What is Multi-GPU?
Multi-GPU is a common way to train deep learning models with multiple GPUs. Because deep learning calculations can easily be parallelized, this significantly reduces training time. In fact, without multiple GPUs, many deep learning algorithms would be infeasible to train in a reasonable amount of time.
without multiple GPUs, many deep learning algorithms would be infeasible to train in a reasonable amount of time.
When running deep learning experiments on a cluster of GPUs, you can leverage the concept of GPU parallelism. This means that GPUs are combined into one pool of resources, which you can use to run a large experiment much faster than you would on a single GPU.
Not all deep learning frameworks support parallelism, and even if you don’t use it, you can still leverage multiple GPUs to run multiple algorithms or experiments in parallel (each one running on a separate GPU).
How to Choose the Best GPU for Deep Learning
Intensive deep learning tasks, such as identifying and classifying many objects in an image, or training with large amounts of data, can be very demanding, even for GPUs. How can you choose the GPU that is the best fit for your computational requirements?
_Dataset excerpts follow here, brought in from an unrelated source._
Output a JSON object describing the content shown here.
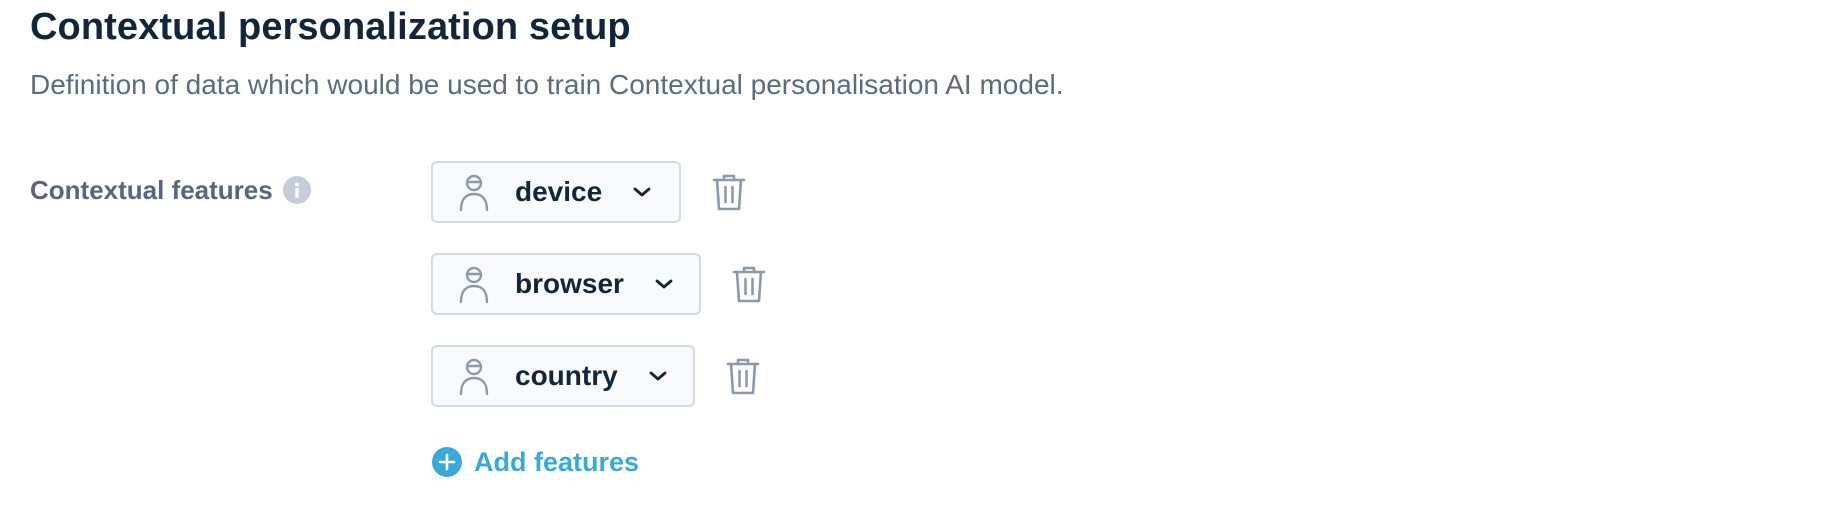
{
  "header": {
    "title": "Contextual personalization setup",
    "description": "Definition of data which would be used to train Contextual personalisation AI model."
  },
  "form": {
    "label": "Contextual features",
    "info_icon": "info-icon",
    "features": [
      {
        "value": "device",
        "icon": "user-icon"
      },
      {
        "value": "browser",
        "icon": "user-icon"
      },
      {
        "value": "country",
        "icon": "user-icon"
      }
    ],
    "add_label": "Add features"
  },
  "colors": {
    "text_primary": "#12263a",
    "text_secondary": "#5b6b80",
    "accent": "#3aa9d7",
    "icon_muted": "#8d99ab",
    "border": "#d3dbe7"
  }
}
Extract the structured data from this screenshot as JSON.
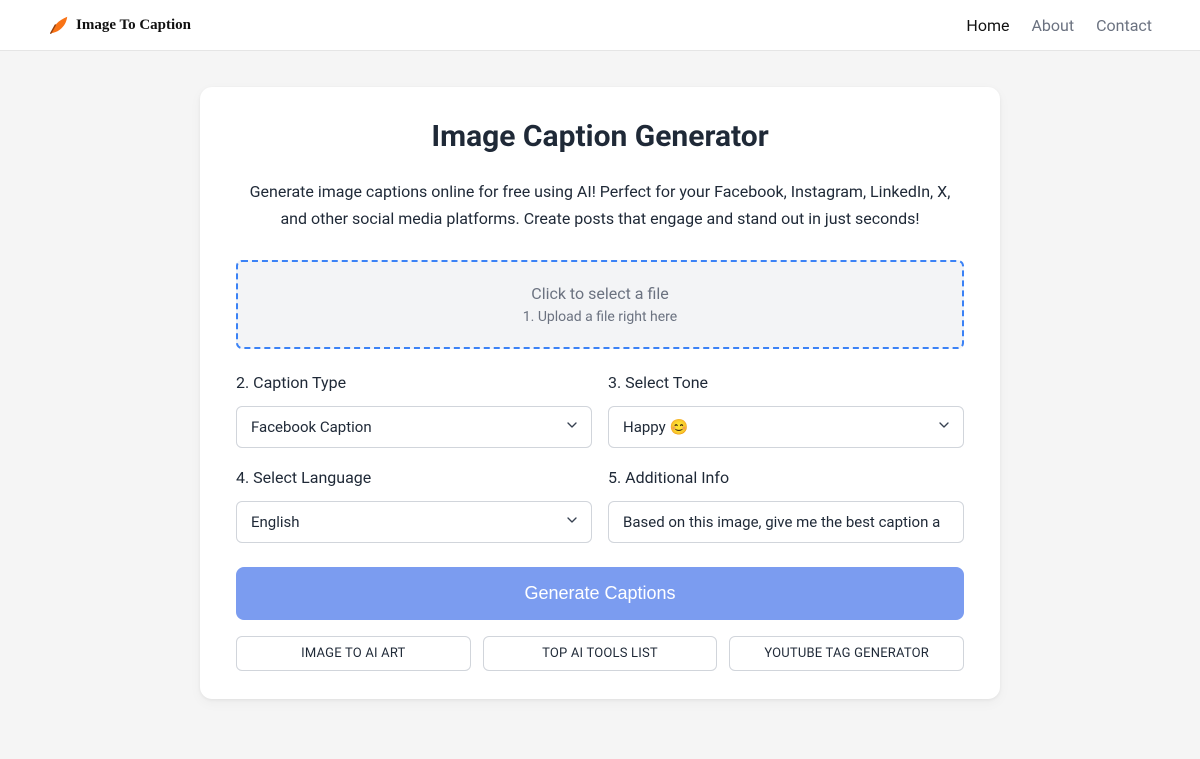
{
  "header": {
    "brand": "Image To Caption",
    "nav": {
      "home": "Home",
      "about": "About",
      "contact": "Contact"
    }
  },
  "card": {
    "title": "Image Caption Generator",
    "subtitle": "Generate image captions online for free using AI! Perfect for your Facebook, Instagram, LinkedIn, X, and other social media platforms. Create posts that engage and stand out in just seconds!",
    "dropzone": {
      "main": "Click to select a file",
      "sub": "1. Upload a file right here"
    },
    "labels": {
      "caption_type": "2. Caption Type",
      "tone": "3. Select Tone",
      "language": "4. Select Language",
      "additional": "5. Additional Info"
    },
    "values": {
      "caption_type": "Facebook Caption",
      "tone": "Happy 😊",
      "language": "English",
      "additional": "Based on this image, give me the best caption a"
    },
    "generate_label": "Generate Captions",
    "link_buttons": {
      "art": "IMAGE TO AI ART",
      "tools": "TOP AI TOOLS LIST",
      "youtube": "YOUTUBE TAG GENERATOR"
    }
  }
}
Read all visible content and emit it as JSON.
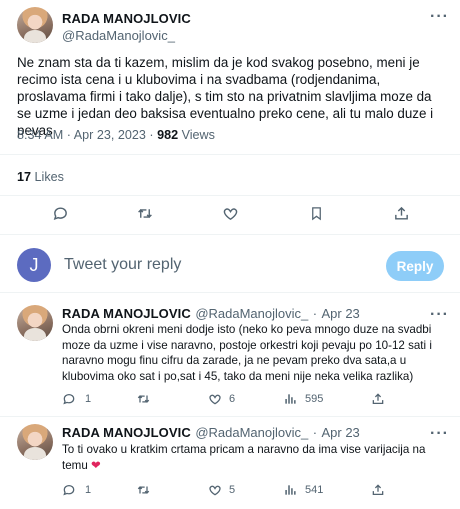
{
  "main_tweet": {
    "author_name": "RADA MANOJLOVIC",
    "author_handle": "@RadaManojlovic_",
    "text": "Ne znam sta da ti kazem, mislim da je kod svakog posebno, meni je recimo ista cena i u klubovima i na svadbama (rodjendanima, proslavama firmi i tako dalje), s tim sto na privatnim slavljima moze da se uzme i jedan deo baksisa eventualno preko cene, ali tu malo duze i pevas",
    "time": "8:34 AM",
    "date": "Apr 23, 2023",
    "views_count": "982",
    "views_label": "Views",
    "likes_count": "17",
    "likes_label": "Likes"
  },
  "composer": {
    "avatar_letter": "J",
    "avatar_color": "#5c6bc0",
    "placeholder": "Tweet your reply",
    "reply_label": "Reply"
  },
  "replies": [
    {
      "author_name": "RADA MANOJLOVIC",
      "author_handle": "@RadaManojlovic_",
      "date": "Apr 23",
      "text": "Onda obrni okreni meni dodje isto (neko ko peva mnogo duze na svadbi moze da uzme i vise naravno, postoje orkestri koji pevaju po 10-12 sati i naravno mogu finu cifru da zarade, ja ne pevam preko dva sata,a u klubovima oko sat i po,sat i 45, tako da meni nije neka velika razlika)",
      "replies": "1",
      "retweets": "",
      "likes": "6",
      "views": "595"
    },
    {
      "author_name": "RADA MANOJLOVIC",
      "author_handle": "@RadaManojlovic_",
      "date": "Apr 23",
      "text": "To ti ovako u kratkim crtama pricam a naravno da ima vise varijacija na temu",
      "emoji": "❤",
      "replies": "1",
      "retweets": "",
      "likes": "5",
      "views": "541"
    }
  ],
  "separator": "·",
  "icons": [
    "more-icon",
    "reply-icon",
    "retweet-icon",
    "like-icon",
    "bookmark-icon",
    "share-icon",
    "views-icon"
  ],
  "colors": {
    "accent": "#1d9bf0",
    "reply_button": "#8ecdf8",
    "text_secondary": "#536471",
    "heart": "#e0245e"
  }
}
- The most important feature of a GPU is memory bandwidth. Choose the GPU with the largest available bandwidth within your budget.
- The number of cores determines how fast the GPU can process data. Keep this in mind especially when working with large datasets.
- Video RAM (VRAM) measures the amount of data that a GPU can process at once. Check how much VRAM is required by the algorithms you plan to run in your experiments.
- Overall processing capacity of the GPU is obtained by multiplying clock frequency by the number of cores.
Here are three scenarios that describe the requirements for different types of deep learning projects:
- Simple deep learning model – use a cheap consumer-grade GPU, such as NVIDIA GTX 1030.
- Training large neural networks – use an advanced graphics processors such as NVIDIA RTX2080TI or the more powerful Titan series. You can also use cloud services, such as Google Cloud TPUs and Amazon EC2 P/G series of GPU instances.
- Multiple simultaneous experiments – if you need to run multiple versions of an experiment, for example to test different hyperparameters, you’ll need GPU parallelism. Look for a system with multiple GPUs – there are low-cost options available from several vendors, or enterprise-grade GPU servers from NVIDIA, known as DGX, which cost up to hundreds of thousands of dollars.
Top Metrics for Evaluating Your Deep Learning GPU Performance
Once you have acquired a suitable GPU system for your deep learning needs, you should evaluate how the GPU performs and adjust your configuration if necessary. Below are the key metrics you should evaluate when running experiments on GPUs.
A key measure to look for in a deep learning program is how intensively they use GPUs. This can be easily accessed via GPU monitoring interfaces like NVIDIA-smi. GPU usage is defined as the percentage of time at least one GPU kernel is running, which means it is used by the deep learning framework.
Monitoring GPU usage for deep learning is one of the best indicators for verifying that a GPU is actually being used (by default, most deep learning frameworks will only run on the CPU). You can also monitor real-time usage trends to identify bottlenecks in your code that may be slowing down the training process.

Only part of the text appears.